Sean adds that “he would be interested to keep an eye on this and see how it is ultimately resolved, and whether the parties are again before the Court with a more narrow set of documents requiring an in camera review.” We will keep an eye on the Guidant case and also for other orders where the Tax Court uses this approach.
For those interested I include the language from the order setting out the procedure:
- Respondent does not waive any privilege it has asserted with respect to deliberative due process or any other privilege it has previously asserted in this case. The privilege is not waived in this litigation and any disclosure is also not a waiver in any other Federal or State proceeding.

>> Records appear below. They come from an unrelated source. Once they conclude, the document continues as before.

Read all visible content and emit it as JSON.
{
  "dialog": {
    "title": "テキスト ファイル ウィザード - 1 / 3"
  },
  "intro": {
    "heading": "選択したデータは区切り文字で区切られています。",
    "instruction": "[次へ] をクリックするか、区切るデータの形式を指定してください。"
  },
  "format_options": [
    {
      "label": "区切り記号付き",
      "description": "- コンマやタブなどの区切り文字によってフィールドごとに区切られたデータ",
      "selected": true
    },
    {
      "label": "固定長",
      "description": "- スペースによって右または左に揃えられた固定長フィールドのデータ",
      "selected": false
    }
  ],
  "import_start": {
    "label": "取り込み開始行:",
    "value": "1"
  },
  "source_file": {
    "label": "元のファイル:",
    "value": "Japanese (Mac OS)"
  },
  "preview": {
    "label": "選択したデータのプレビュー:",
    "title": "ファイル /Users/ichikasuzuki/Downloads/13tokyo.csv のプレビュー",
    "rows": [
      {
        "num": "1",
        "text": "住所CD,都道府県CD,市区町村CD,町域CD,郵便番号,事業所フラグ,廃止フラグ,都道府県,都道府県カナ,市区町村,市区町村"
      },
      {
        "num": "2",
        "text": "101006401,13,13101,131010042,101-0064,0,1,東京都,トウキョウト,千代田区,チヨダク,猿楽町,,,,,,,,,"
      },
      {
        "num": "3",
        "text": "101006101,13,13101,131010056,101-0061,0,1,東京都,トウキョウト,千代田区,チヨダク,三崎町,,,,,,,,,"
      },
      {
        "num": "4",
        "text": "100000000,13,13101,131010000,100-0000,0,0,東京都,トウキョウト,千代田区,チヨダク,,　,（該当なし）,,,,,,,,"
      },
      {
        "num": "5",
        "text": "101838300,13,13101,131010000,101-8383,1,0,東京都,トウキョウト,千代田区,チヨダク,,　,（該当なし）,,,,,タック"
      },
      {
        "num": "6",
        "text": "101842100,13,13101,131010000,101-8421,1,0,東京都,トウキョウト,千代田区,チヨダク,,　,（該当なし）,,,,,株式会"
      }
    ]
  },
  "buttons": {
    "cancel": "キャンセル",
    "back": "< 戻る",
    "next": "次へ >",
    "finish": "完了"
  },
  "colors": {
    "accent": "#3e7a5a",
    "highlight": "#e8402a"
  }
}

- Counsel for respondent shall disclose each document for which he claims privilege and counsel for petitioners shall review such document but is not permitted to retain or copy such document unless both counsel agree otherwise or except as provided.
- All documents which both counsel agree are properly claimed as privileged shall remain so and respondent shall not be required to produce that document further. All documents which both counsel believe are not properly claimed as privileged shall be immediately produced and given to petitioners.
- The parties shall file a status report after they have concluded their quick peek procedure.